Disclaimer: This article is for informational purposes only and does not constitute medical advice. Please consult a qualified healthcare professional for personalised guidance.
It seems counterintuitive at first. You want to sleep better at night, so the advice is to go outside in the morning. The connection between those two things is not immediately obvious, but it is one of the best-evidenced, most accessible interventions in sleep science, and it costs nothing.
How the body’s internal clock sets itself each morning
The suprachiasmatic nucleus, a small region of the hypothalamus in the brain, is essentially the body’s master clock. It governs the timing of hundreds of biological processes including cortisol release, body temperature fluctuation, digestion, and crucially, melatonin production. This clock is not self-sustaining. It requires a daily calibration signal to stay synchronised with the external world. That signal is light, and specifically, it is the spectrum and intensity of natural morning light.

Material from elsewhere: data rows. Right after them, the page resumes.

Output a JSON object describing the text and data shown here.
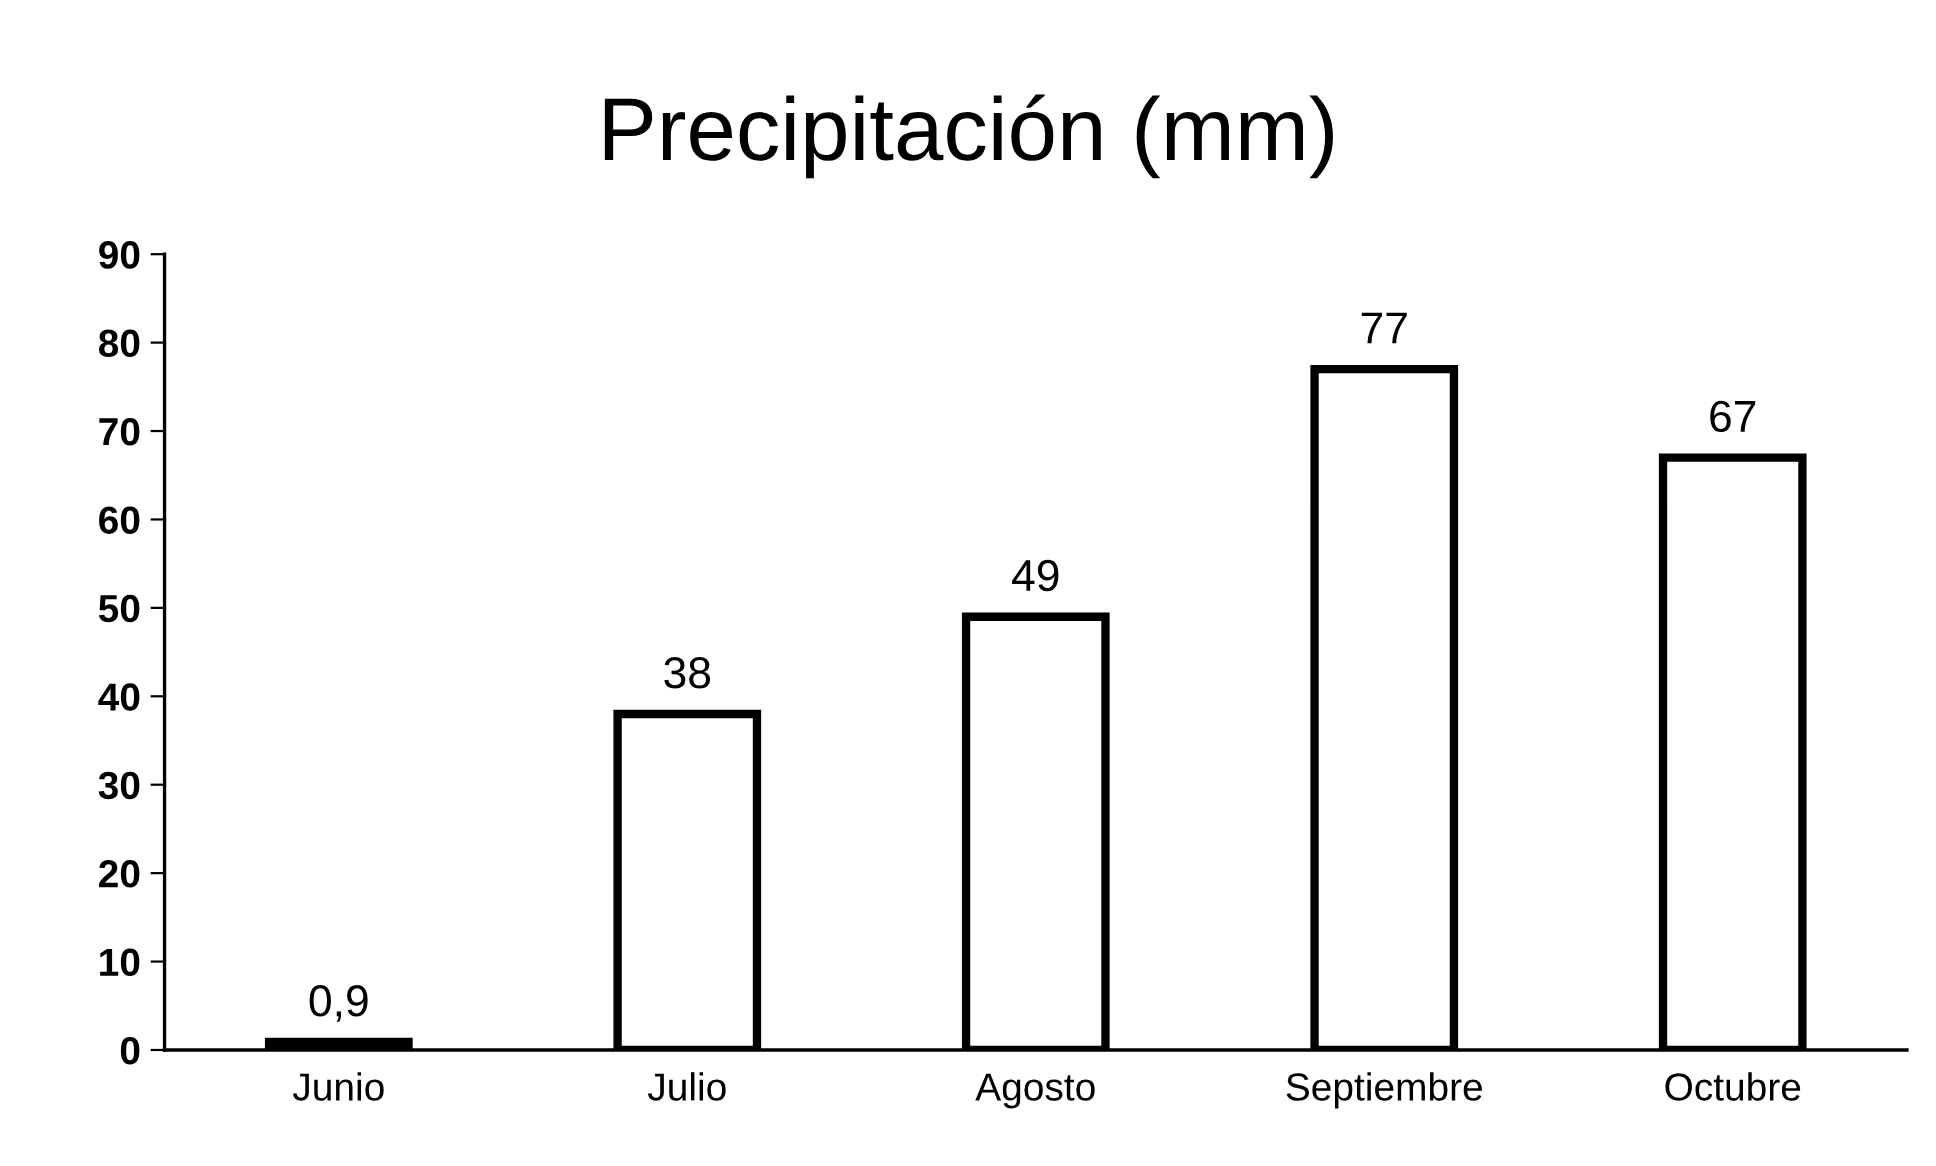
{
  "chart_data": {
    "type": "bar",
    "title": "Precipitación (mm)",
    "categories": [
      "Junio",
      "Julio",
      "Agosto",
      "Septiembre",
      "Octubre"
    ],
    "values": [
      0.9,
      38,
      49,
      77,
      67
    ],
    "value_labels": [
      "0,9",
      "38",
      "49",
      "77",
      "67"
    ],
    "color": "#ffffff",
    "ylim": [
      0,
      90
    ],
    "yticks": [
      0,
      10,
      20,
      30,
      40,
      50,
      60,
      70,
      80,
      90
    ],
    "grid": false
  }
}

In the first one to two hours after waking, the eyes contain specialised cells called intrinsically photosensitive retinal ganglion cells that are particularly sensitive to short-wavelength light in the blue and green spectrum. Outdoor morning light, even on a cloudy day, delivers this spectrum at an intensity that indoor lighting cannot replicate. The lux measurement of indoor ceiling lights typically sits between 100 and 500. Outdoor daylight, even overcast, tends to sit between 1,000 and 10,000 lux.
When the suprachiasmatic nucleus receives this morning light signal, it sets the body’s clock for the day. This determines when cortisol rises and peaks, which is ideally within the first hour of waking, and when melatonin will begin to rise in the evening, which should happen around 14 to 16 hours after that morning light exposure.
Why skipping morning light disrupts the night
Neuroscientist Dr. Andrew Huberman of Stanford University has been one of the most prominent voices explaining this mechanism, and his core point is simple: if you do not get adequate morning light, your melatonin rise in the evening is delayed and blunted. You feel alert when you should be winding down. Sleep takes longer to arrive, and when it does, it is lighter and more fragmented than it should be.
People who work night shifts or spend mornings indoors consistently show delayed circadian phase, meaning their biological clock runs behind the actual clock on the wall. The consequences are not just about sleep. A misaligned circadian rhythm has downstream effects on immune function, metabolic health, and mood regulation.
How to actually apply this without overhauling your morning
Ten to thirty minutes of outdoor light exposure within an hour of waking is the target. You do not need to exercise or sit in direct sunlight. Walking to a coffee shop, standing in a garden, or even sitting by an open window with genuine outdoor light coming in will register.
The habit does not need to be dramatic to work. It just needs to happen before the artificial light of an office or a screen becomes the dominant input for the day.